Spinal Cord volume 63pages 418–425 (2025)Cite this article

Subjects

Abstract

Study design

An integrated bioinformatics data study.

Objectives

This study uses bioinformatics analysis to map the microglial landscape, investigate key signaling pathways, and reveal the molecular mechanisms that facilitate SCI recovery.

Setting

Beijing Tsinghua Changgung Hospital, School of Clinical Medicine, Tsinghua University.

Methods

In this study, we performed an integrative bioinformatics analysis of single-cell RNA sequencing (scRNA-seq), spatial transcriptomic (ST), and bulk RNA-seq datasets from the Gene Expression Omnibus (GEO), utilizing R packages (Seurat, DESeq2, limma, GSVA) and the Enrichr platform.

Results

Single-cell and spatial transcriptomic profiling uncovered dynamic shifts in the microglial landscape post-SCI, characterized by the suppression of innate microglial populations alongside the expansion of reactive microglial subsets.
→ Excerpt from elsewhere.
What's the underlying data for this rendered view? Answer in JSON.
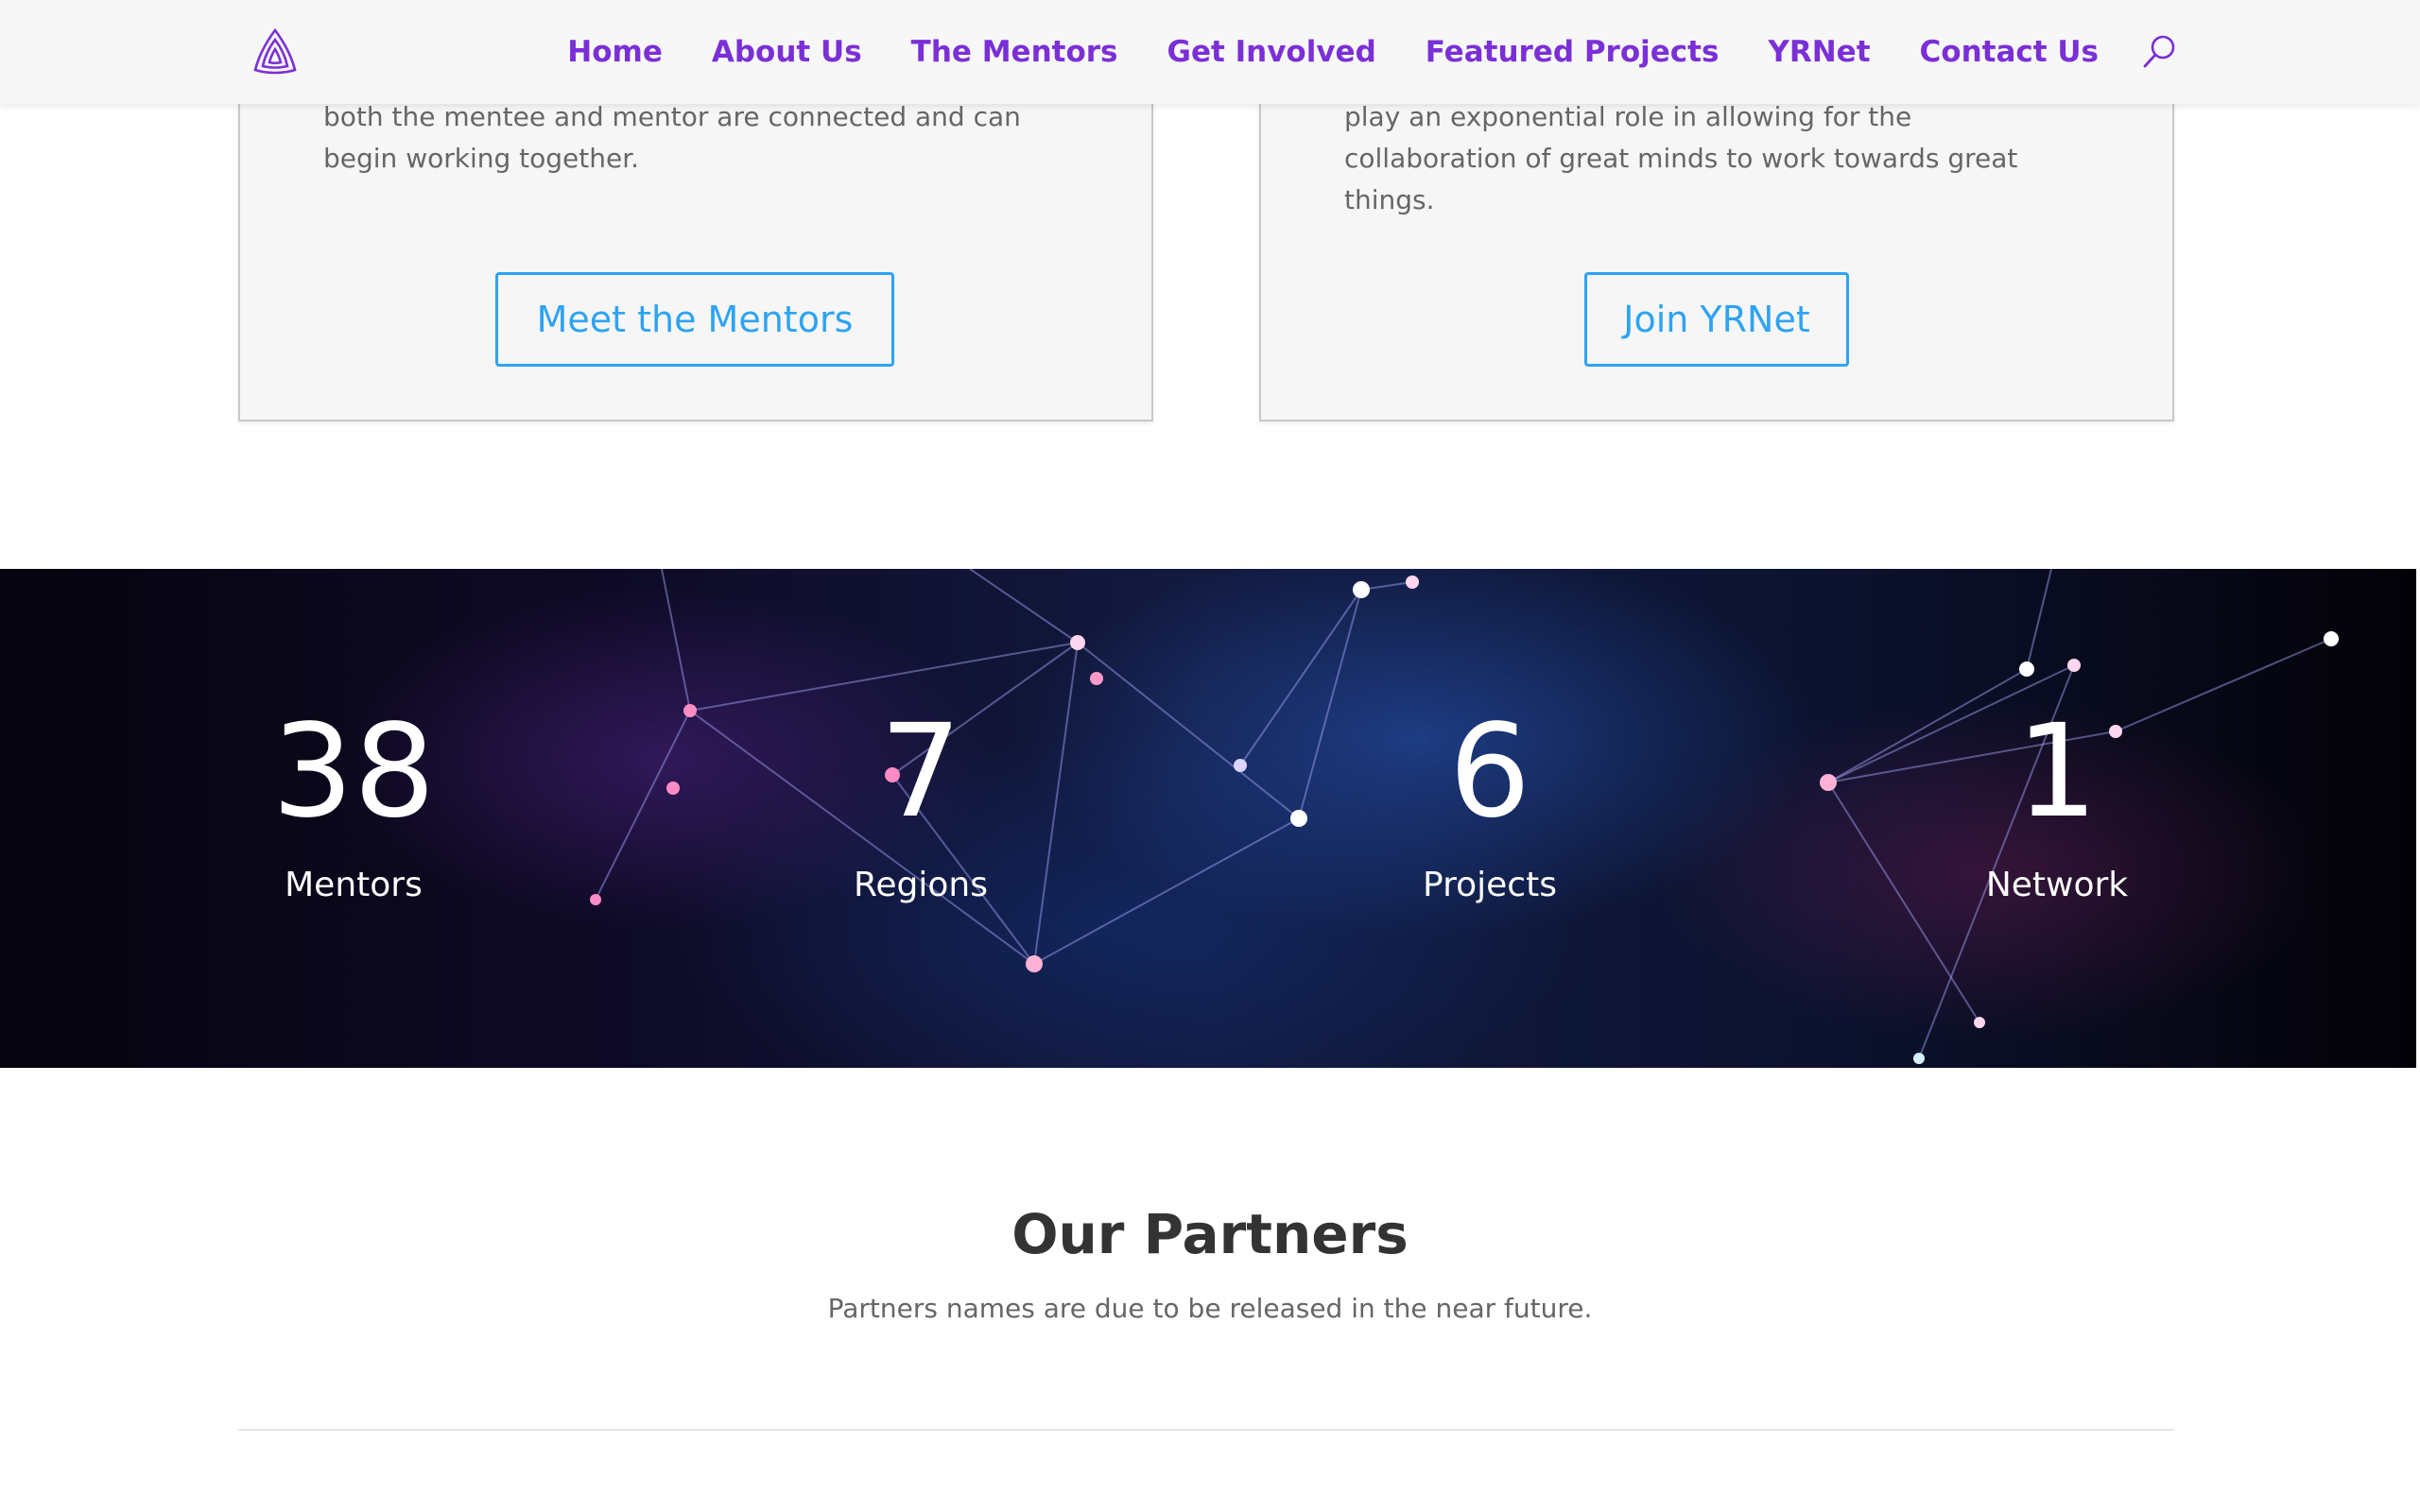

Mechanistically, the TGFβ signaling pathway was identified as a critical regulator of innate microglial migration, promoting functional recovery after SCI. Conversely, reactive microglia exhibiting heightened Trem2 expression were found to exacerbate neuroinflammatory responses and drive neural cell death.

Conclusions

These findings collectively indicate that targeting the dual regulatory axis of Trem2-mediated neuroinflammation and TGFβ-driven repair mechanisms may offer a synergistic therapeutic strategy to enhance functional recovery following spinal cord injury.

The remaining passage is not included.